Lighting pours from the ceiling near the back wall, which highlights the rear row of seats. The stage, however, is cast in shadow. There is no play, nor speech nor musical performance taking place – it is merely a stage, waiting like a blank canvas for the painter’s next stroke.

Added to the Watson W. Wise and Emma Wise Cultural Arts building around 1984, the Jean Spellman Browne theater has housed numerous plays, speeches and performances – it has played a role as both classroom and storyboard.

In an effort to raise money for Las Mascaras, or Las Mas as they refer to it (the TJC theater organization), the directors of the theater have begun selling seats. That is, for a predetermined donation, people can have a personalized nameplate on one of the many seats in the theater. Multiple people can purchase plaques on the same seat. “Most of the time it’s individuals or couples,” said Lara Smith, chair of the theater department, but organizations or groups could also make a donation.

“All the world’s a stage, and all the men and women merely players,” as put by William Shakespeare. But stages, like the one in the Jean Browne theater, are worlds in their own right. Each

semester, the theater troop puts together props, builds sets and rehearses scripts to perform live in front of audiences of family, students, faculty and friends.

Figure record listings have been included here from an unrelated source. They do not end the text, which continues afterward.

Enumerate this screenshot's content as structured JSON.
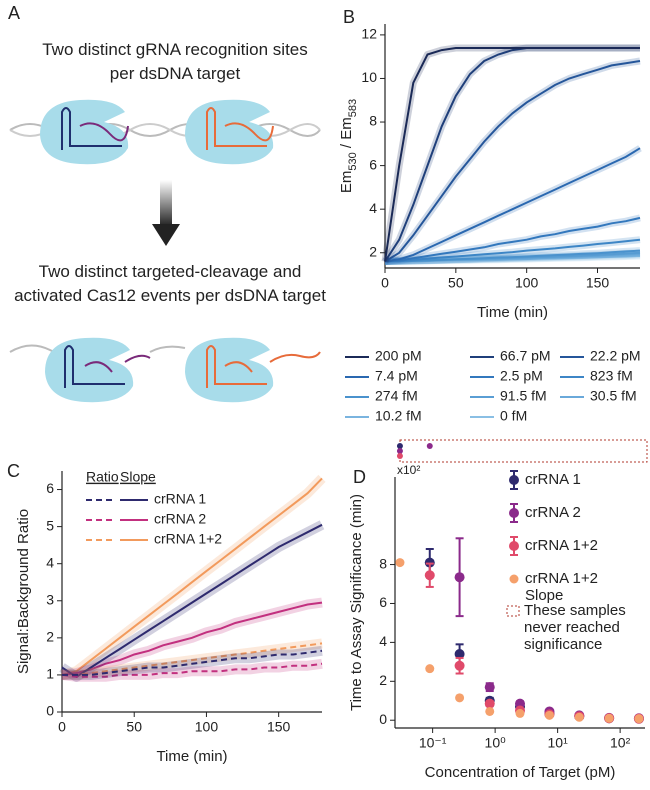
{
  "diagram": {
    "panel": "A",
    "top_text": "Two distinct gRNA recognition sites per dsDNA target",
    "bottom_text": "Two distinct targeted-cleavage and activated Cas12 events per dsDNA target"
  },
  "chart_data": [
    {
      "type": "line",
      "panel": "B",
      "x_label": "Time (min)",
      "y_label": [
        {
          "text": "Em"
        },
        {
          "text": "530",
          "sub": true
        },
        {
          "text": " / Em"
        },
        {
          "text": "583",
          "sub": true
        }
      ],
      "x": [
        0,
        10,
        20,
        30,
        40,
        50,
        60,
        70,
        80,
        90,
        100,
        110,
        120,
        130,
        140,
        150,
        160,
        170,
        180
      ],
      "xlim": [
        0,
        180
      ],
      "xticks": [
        0,
        50,
        100,
        150
      ],
      "ylim": [
        1.3,
        12.5
      ],
      "yticks": [
        2,
        4,
        6,
        8,
        10,
        12
      ],
      "legend_columns": 3,
      "series": [
        {
          "name": "200 pM",
          "color": "#1b2a57",
          "values": [
            1.6,
            6.0,
            9.8,
            11.1,
            11.3,
            11.4,
            11.4,
            11.4,
            11.4,
            11.4,
            11.4,
            11.4,
            11.4,
            11.4,
            11.4,
            11.4,
            11.4,
            11.4,
            11.4
          ]
        },
        {
          "name": "66.7 pM",
          "color": "#1f3f7a",
          "values": [
            1.6,
            2.6,
            4.2,
            6.0,
            7.8,
            9.2,
            10.2,
            10.8,
            11.1,
            11.3,
            11.4,
            11.4,
            11.4,
            11.4,
            11.4,
            11.4,
            11.4,
            11.4,
            11.4
          ]
        },
        {
          "name": "22.2 pM",
          "color": "#25569a",
          "values": [
            1.6,
            2.0,
            2.8,
            3.7,
            4.6,
            5.5,
            6.3,
            7.1,
            7.8,
            8.4,
            8.9,
            9.3,
            9.7,
            10.0,
            10.2,
            10.4,
            10.6,
            10.7,
            10.8
          ]
        },
        {
          "name": "7.4 pM",
          "color": "#2a68b0",
          "values": [
            1.6,
            1.7,
            1.9,
            2.2,
            2.5,
            2.8,
            3.1,
            3.4,
            3.7,
            4.0,
            4.3,
            4.6,
            4.9,
            5.2,
            5.5,
            5.8,
            6.1,
            6.4,
            6.8
          ]
        },
        {
          "name": "2.5 pM",
          "color": "#3378bd",
          "values": [
            1.6,
            1.65,
            1.75,
            1.85,
            1.95,
            2.05,
            2.15,
            2.25,
            2.4,
            2.5,
            2.6,
            2.75,
            2.85,
            3.0,
            3.1,
            3.2,
            3.35,
            3.45,
            3.6
          ]
        },
        {
          "name": "823 fM",
          "color": "#3d86c6",
          "values": [
            1.6,
            1.63,
            1.68,
            1.73,
            1.78,
            1.83,
            1.88,
            1.93,
            1.98,
            2.03,
            2.1,
            2.15,
            2.2,
            2.27,
            2.33,
            2.4,
            2.46,
            2.53,
            2.6
          ]
        },
        {
          "name": "274 fM",
          "color": "#4a92cd",
          "values": [
            1.6,
            1.62,
            1.64,
            1.66,
            1.68,
            1.7,
            1.72,
            1.75,
            1.78,
            1.8,
            1.83,
            1.86,
            1.89,
            1.92,
            1.95,
            1.98,
            2.02,
            2.06,
            2.1
          ]
        },
        {
          "name": "91.5 fM",
          "color": "#5a9ed4",
          "values": [
            1.6,
            1.61,
            1.63,
            1.65,
            1.67,
            1.69,
            1.71,
            1.73,
            1.75,
            1.77,
            1.79,
            1.81,
            1.83,
            1.85,
            1.88,
            1.91,
            1.94,
            1.97,
            2.0
          ]
        },
        {
          "name": "30.5 fM",
          "color": "#6aa9da",
          "values": [
            1.6,
            1.61,
            1.62,
            1.64,
            1.66,
            1.68,
            1.7,
            1.72,
            1.73,
            1.75,
            1.77,
            1.79,
            1.81,
            1.83,
            1.85,
            1.87,
            1.9,
            1.92,
            1.95
          ]
        },
        {
          "name": "10.2 fM",
          "color": "#7ab4df",
          "values": [
            1.6,
            1.61,
            1.62,
            1.63,
            1.65,
            1.67,
            1.68,
            1.7,
            1.71,
            1.73,
            1.74,
            1.76,
            1.78,
            1.79,
            1.81,
            1.83,
            1.85,
            1.87,
            1.9
          ]
        },
        {
          "name": "0 fM",
          "color": "#8abfe4",
          "values": [
            1.6,
            1.61,
            1.62,
            1.63,
            1.64,
            1.65,
            1.66,
            1.67,
            1.68,
            1.7,
            1.71,
            1.73,
            1.74,
            1.76,
            1.77,
            1.79,
            1.81,
            1.83,
            1.85
          ]
        }
      ]
    },
    {
      "type": "line",
      "panel": "C",
      "x_label": "Time (min)",
      "y_label": [
        {
          "text": "Signal:Background Ratio"
        }
      ],
      "x": [
        0,
        10,
        20,
        30,
        40,
        50,
        60,
        70,
        80,
        90,
        100,
        110,
        120,
        130,
        140,
        150,
        160,
        170,
        180
      ],
      "xlim": [
        0,
        180
      ],
      "xticks": [
        0,
        50,
        100,
        150
      ],
      "ylim": [
        0,
        6.5
      ],
      "yticks": [
        0,
        1,
        2,
        3,
        4,
        5,
        6
      ],
      "legend_headers": [
        "Ratio",
        "Slope"
      ],
      "series": [
        {
          "color": "#2e2a6e",
          "dash": true,
          "values": [
            1.0,
            1.0,
            1.0,
            1.05,
            1.1,
            1.15,
            1.2,
            1.2,
            1.25,
            1.3,
            1.35,
            1.4,
            1.45,
            1.45,
            1.5,
            1.55,
            1.55,
            1.6,
            1.65
          ]
        },
        {
          "color": "#c2307f",
          "dash": true,
          "values": [
            1.0,
            0.95,
            0.95,
            0.95,
            1.0,
            1.0,
            1.0,
            1.05,
            1.05,
            1.1,
            1.1,
            1.1,
            1.15,
            1.15,
            1.2,
            1.2,
            1.25,
            1.25,
            1.3
          ]
        },
        {
          "color": "#f29a5c",
          "dash": true,
          "values": [
            1.0,
            1.0,
            1.05,
            1.1,
            1.15,
            1.2,
            1.25,
            1.3,
            1.35,
            1.4,
            1.45,
            1.5,
            1.55,
            1.6,
            1.65,
            1.7,
            1.75,
            1.8,
            1.85
          ]
        },
        {
          "name": "crRNA 1",
          "color": "#2e2a6e",
          "values": [
            1.2,
            0.95,
            1.2,
            1.45,
            1.7,
            1.95,
            2.2,
            2.45,
            2.7,
            2.95,
            3.2,
            3.45,
            3.7,
            3.95,
            4.2,
            4.45,
            4.65,
            4.85,
            5.05
          ]
        },
        {
          "name": "crRNA 2",
          "color": "#c2307f",
          "values": [
            1.0,
            1.05,
            1.15,
            1.3,
            1.4,
            1.55,
            1.65,
            1.8,
            1.9,
            2.0,
            2.15,
            2.25,
            2.4,
            2.5,
            2.6,
            2.7,
            2.8,
            2.9,
            2.95
          ]
        },
        {
          "name": "crRNA 1+2",
          "color": "#f29a5c",
          "values": [
            1.0,
            1.1,
            1.4,
            1.7,
            2.0,
            2.3,
            2.6,
            2.9,
            3.2,
            3.5,
            3.8,
            4.1,
            4.4,
            4.7,
            5.0,
            5.3,
            5.6,
            5.9,
            6.3
          ]
        }
      ]
    },
    {
      "type": "scatter",
      "panel": "D",
      "x_label": "Concentration of Target (pM)",
      "y_label": [
        {
          "text": "Time to Assay Significance (min)"
        }
      ],
      "x_log": true,
      "xlim": [
        0.025,
        250
      ],
      "xticks": [
        {
          "value": 0.1,
          "label": "10⁻¹"
        },
        {
          "value": 1,
          "label": "10⁰"
        },
        {
          "value": 10,
          "label": "10¹"
        },
        {
          "value": 100,
          "label": "10²"
        }
      ],
      "ylim": [
        -40,
        1250
      ],
      "yticks": [
        0,
        {
          "value": 200,
          "label": "2"
        },
        {
          "value": 400,
          "label": "4"
        },
        {
          "value": 600,
          "label": "6"
        },
        {
          "value": 800,
          "label": "8"
        }
      ],
      "y_multiplier": "x10²",
      "series": [
        {
          "name": "crRNA 1",
          "color": "#2e2a6e",
          "x": [
            0.09,
            0.27,
            0.82,
            2.5,
            7.4,
            22.2,
            66.7,
            200
          ],
          "values": [
            810,
            340,
            100,
            70,
            35,
            20,
            10,
            8
          ],
          "errors": [
            70,
            50,
            15,
            10,
            6,
            4,
            3,
            3
          ]
        },
        {
          "name": "crRNA 2",
          "color": "#8b2a8b",
          "x": [
            0.27,
            0.82,
            2.5,
            7.4,
            22.2,
            66.7,
            200
          ],
          "values": [
            735,
            170,
            85,
            45,
            25,
            12,
            10
          ],
          "errors": [
            200,
            20,
            10,
            6,
            4,
            3,
            3
          ]
        },
        {
          "name": "crRNA 1+2",
          "color": "#e04a6a",
          "x": [
            0.09,
            0.27,
            0.82,
            2.5,
            7.4,
            22.2,
            66.7,
            200
          ],
          "values": [
            745,
            280,
            85,
            50,
            30,
            20,
            10,
            8
          ],
          "errors": [
            60,
            40,
            12,
            8,
            5,
            4,
            3,
            3
          ]
        },
        {
          "name": "crRNA 1+2 Slope",
          "color": "#f5a06b",
          "x": [
            0.03,
            0.09,
            0.27,
            0.82,
            2.5,
            7.4,
            22.2,
            66.7,
            200
          ],
          "values": [
            810,
            265,
            115,
            45,
            35,
            25,
            15,
            10,
            8
          ]
        }
      ],
      "never_reached": [
        {
          "series": 0,
          "x": 0.03
        },
        {
          "series": 1,
          "x": 0.03
        },
        {
          "series": 2,
          "x": 0.03
        },
        {
          "series": 1,
          "x": 0.09
        }
      ],
      "never_reached_label": "These samples never reached significance"
    }
  ]
}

There is something intrinsically different in viewing a play in person than from a prerecorded movie or television show. There is a sense of life that comes from the people that seems to flow like energy into the viewer. For a time, the actors or actresses on stage disappear from being the students that are known and become the characters they play. The props aren’t made of wood or plastic; melting into the reality of the mind’s eye. A world is created, a story is told and the people around the stage become voyeurs into another life and another world.

Jean Brown, or “Doc” as her students, co-workers and friends called her, was department chair over the theater department and was known as warm, funny and very knowledgeable of anything speech and theater related. She was also involved with the design of the building in the late 70s, according to Angela Porter, speech professor and former student of “Doc” Browne.

“I think it is one of the best ways to connect self to the community of the arts,” said Smith. Every person who has sat in that theater during a performance can attest to that. The students who perform on the stage leave a little of themselves there forever. They also take a piece with them.

“Doc” was insistent “on having faculty members pick up the tiny scrap pieces of copper from the roof trim of the building at the end of each day, …” said Porter. Each year during the annual Las Mas banquet in May, the graduating sophomores are given a small piece of the copper so that they can take a piece of the theater building with them forever. “I still have mine and greatly cherish it,” added Porter.

The selling of seats was a fundraiser started to raise money for the Jean Browne Scholarship Endowment and Las Mas.

The donation amounts vary for each row. For $1,000 a donator may be receive an engraved plaque on the “Tribute” seats, which is the first two rows of center seating. The “Honor” seats, which are the second two rows of center seating, go for $500. And, the “Recognition” seats, which consist of every other seat in the theater, are $250. The donation may be paid out over a two-year period.

While the theater is not being used, sitting inside of it people can feel a sense of waiting. There is a palpable energy in the air. It is the emotion of past performances and the anticipation of the next performance. The Jean Browne Theater is the beginning realization of a dream for those who play and perform in it. It is the interaction of a dream for those who simply come to watch.